Christopher Henry Hodgkin

Hodgkin—Christopher Henry Hodgkin, 74, on June 11, 2018, at home in Friday Harbor, San Juan Island, Wash. Christopher was born on May 22, 1944, in Philadelphia, Pa., to Ruth Walenta and John Pease Hodgkin. He was a cousin of Eli, Sybil, and Rufus Jones on his mother’s side and a grandson of Henry T. Hodgkin, the first director of Pendle Hill study center in Wallingford, Pa. He attended Germantown Meeting in Philadelphia, where he was a birthright member. Before he started kindergarten, the family moved from Philadelphia to Bryn Gweled Homesteads, a cooperative community in Bucks County, Pa., that his parents and 12 other couples, many of them Quakers, had founded in 1940. He attended public schools; enjoyed soccer and week-long bike trips; and played piano, trumpet, and French horn. He spent summers sailing and canoeing at the Jones family farm on China Lake in Maine, which later led him to guide youths on months-long wilderness canoe trips in the lakes and rivers threaded through the North Maine woods. He attended St. John’s College.

During the Vietnam War, rather than apply for conscientious objection as a Quaker, he was led to avoid taking advantage of his birthright and practice as a Quaker to exempt him from military service as a conscientious objector, when non-Quaker objectors to killing on moral grounds could not be so exempted. So he turned himself in as a non-registrant and spent two-and-a-half years in Allenwood Federal Penitentiary. After his release he earned a master’s in business administration and worked as business manager at Quaker institutions and schools, including Pendle Hill, Sandy Spring Friends School (where he also taught English literature), Oakwood Friends School, and Staten Island Friends School. In 1978, he transferred his membership to Staten Island (N.Y.) Executive Meeting.

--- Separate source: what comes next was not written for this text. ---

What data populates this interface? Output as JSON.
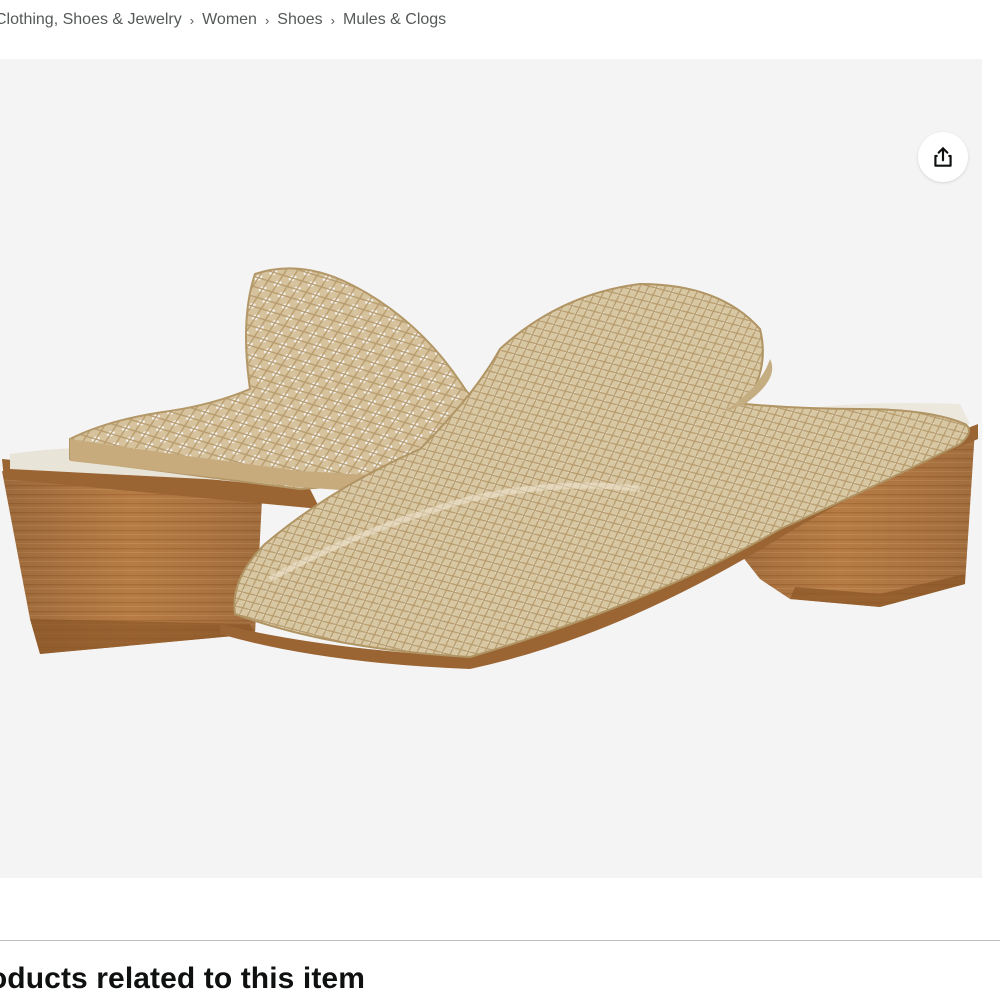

He moved to San Juan Island, Wash., and married Margaret Scott Bryan, called Peggy, in 1980 and two years later transferred his membership to University Meeting in Seattle. After a law degree from University of Washington, he opened a law office in Friday Harbor. He continued his love of the Great Books and classic fiction, leading several online book groups for many years. His Facebook page photo shows him seated in front of his Great Books bookshelf reading a Great Book. He enjoyed time in his vegetable garden; creating in his extensive woodshop beautiful items for use and enjoyment (many of which he designed himself); and playing bagpipes, hammered dulcimer, concertina, pipe and tabor, harmonica, and recorder.

After treatment for acute myeloblastic leukemia in 2017, he returned home in remission, enjoying his last few months with his family before the disease returned and took his life. On August 18, 2018, Southampton (Pa.) Meeting held a memorial meeting for Christopher and three of his Bryn Gweled contemporaries who had died that year.

Christopher’s brother, David Hodgkin, died in 1948. He is survived by his wife, Margaret Bryan Hodgkin; three children, David Hodgkin, Katharine Sears, and Dorothy Sears; five grandchildren; and a sister, Margaret Hodgkin Lippert.